While Shepherds Watched, Part IV
Amos was now alone, a sole shepherd guarding the sheep, as the others departed hastily towards Bethlehem in search of the newborn King. The Angels had come and gone, leaving the shepherds with amazement and joy. The Messiah, promised from the beginning of time, had been born that night in Bethlehem. But young Amos thought someone had to stay and guard the flocks of sheep. Sheep are defenseless and totally vulnerable without a shepherd to protect them, and these were the Passover lambs that would be sacrificed by the priests in the Temple of Jerusalem.

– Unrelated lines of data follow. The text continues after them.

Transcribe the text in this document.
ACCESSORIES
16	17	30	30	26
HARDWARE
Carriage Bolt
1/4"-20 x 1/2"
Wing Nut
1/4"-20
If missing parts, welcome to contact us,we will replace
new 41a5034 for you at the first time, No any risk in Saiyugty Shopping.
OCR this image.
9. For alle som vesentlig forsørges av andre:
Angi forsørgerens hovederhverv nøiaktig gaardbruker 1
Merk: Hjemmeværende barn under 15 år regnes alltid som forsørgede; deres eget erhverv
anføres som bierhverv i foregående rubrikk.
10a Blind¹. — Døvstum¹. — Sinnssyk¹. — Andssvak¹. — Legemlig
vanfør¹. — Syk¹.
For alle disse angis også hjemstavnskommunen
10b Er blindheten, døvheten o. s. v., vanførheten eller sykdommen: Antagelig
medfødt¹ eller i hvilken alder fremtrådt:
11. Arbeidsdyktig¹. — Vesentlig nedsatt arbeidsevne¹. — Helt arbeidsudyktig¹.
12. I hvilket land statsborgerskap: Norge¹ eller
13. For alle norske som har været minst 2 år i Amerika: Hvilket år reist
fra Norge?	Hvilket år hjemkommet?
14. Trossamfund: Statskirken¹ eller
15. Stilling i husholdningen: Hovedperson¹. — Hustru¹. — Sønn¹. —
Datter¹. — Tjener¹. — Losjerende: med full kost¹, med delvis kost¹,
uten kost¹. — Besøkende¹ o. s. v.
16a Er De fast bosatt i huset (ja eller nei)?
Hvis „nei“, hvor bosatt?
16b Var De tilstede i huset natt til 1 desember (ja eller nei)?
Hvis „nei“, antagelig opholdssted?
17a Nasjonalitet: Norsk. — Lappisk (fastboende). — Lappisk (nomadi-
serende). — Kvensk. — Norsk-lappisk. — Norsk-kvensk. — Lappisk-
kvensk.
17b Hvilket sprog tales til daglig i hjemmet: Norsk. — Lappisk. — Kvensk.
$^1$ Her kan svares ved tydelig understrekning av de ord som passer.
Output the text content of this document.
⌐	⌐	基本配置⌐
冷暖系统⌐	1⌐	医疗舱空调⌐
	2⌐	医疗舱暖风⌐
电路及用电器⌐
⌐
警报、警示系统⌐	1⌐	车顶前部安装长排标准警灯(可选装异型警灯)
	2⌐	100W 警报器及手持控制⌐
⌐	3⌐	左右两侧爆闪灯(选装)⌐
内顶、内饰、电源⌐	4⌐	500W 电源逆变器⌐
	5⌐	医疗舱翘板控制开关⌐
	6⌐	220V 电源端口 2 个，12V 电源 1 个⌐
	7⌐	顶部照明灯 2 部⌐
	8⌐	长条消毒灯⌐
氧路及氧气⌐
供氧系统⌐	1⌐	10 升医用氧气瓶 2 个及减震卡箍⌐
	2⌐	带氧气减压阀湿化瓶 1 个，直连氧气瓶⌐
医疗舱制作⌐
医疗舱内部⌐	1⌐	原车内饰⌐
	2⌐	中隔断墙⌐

Therefore, Amos volunteered to stay while the others went to Bethlehem
The 14-year old Amos was baffled as to why God would announce the birth of his Son to a group of shepherds in Judaea. Shepherds, Amos knew, were looked down upon and ridiculed by the people of Israel. They were considered so untrustworthy that they were not allowed to testify in court proceedings, even as eyewitnesses to a crime.
As a class of people, shepherds were generally poor, uneducated, and deemed outcasts of society, only to perform a meager, but necessary service – to watch over flocks of sheep.
Then a strange, spiritual feeling began to consume the young man. He could not hear words being spoken, but he could sense the message.
“Why not shepherds?” Amos thought.
God does the unexpected. He created a nation through Abraham beginning with the birth of Isaac to a barren woman, Sarah, who was 90 years old. That was unexpected. God sent a man named Moses, who lacked eloquence, to convince Pharaoh to release a nation of slaves. And he did, and then God made a dry path through the Red Sea. That was certainly not expected.
A shepherd boy named David had slain a giant and a blinded, weakened man named Samson pushed over the pillars of the Philistine temple, crashing down and killing many enemies of Israel. Who would have expected any of those events?
“Rather than the rabbis, priests or King Herod, God has announced to ordinary shepherds the birth of his Son,” Amos sensed. “And didn’t my father tell me that the Messiah would be a descendant of King David, a shepherd who once kept flocks in these same fields?”
Then Amos thought of the Angel and the vast armies of heaven, praising God. The highest heavens had been emptied of its citizens and the dark sky had been filled with ten thousand times ten thousand angels. They certainly needed a large space for their concert. No building of man could have contained them. The walls would have crumbled when they lifted their voices as one and praised God.
The young shepherd was now well aware that a special Lamb had been born that night: The Lamb of God. And where better to announce the birth of the Lamb than in a field among shepherds.
Amos recalled the words of the prophet Isaiah: “He will feed his flock like a shepherd. He will carry the lambs in his arms, and hold them close to his heart. He will gently lead the mother sheep with their young.”
Later that night, Benjamin, Shimron and the other shepherds returned and told Amos all they had seen. They had found the newborn baby in a stable, in a feed trough as the Angel had told them. The young mother was named Mary and the father was Joseph, from Nazareth. The baby was beautiful and sleeping quietly.
“They named him Jesus, and like our Passover lambs, he was without blemish,” Benjamin said.
Amos never saw the young babe, but his was the gift of faith – believing without seeing. And forever these words were sealed in his heart: “For unto you is born this day, in the City of David, a Savior, which is Christ, the Lord.”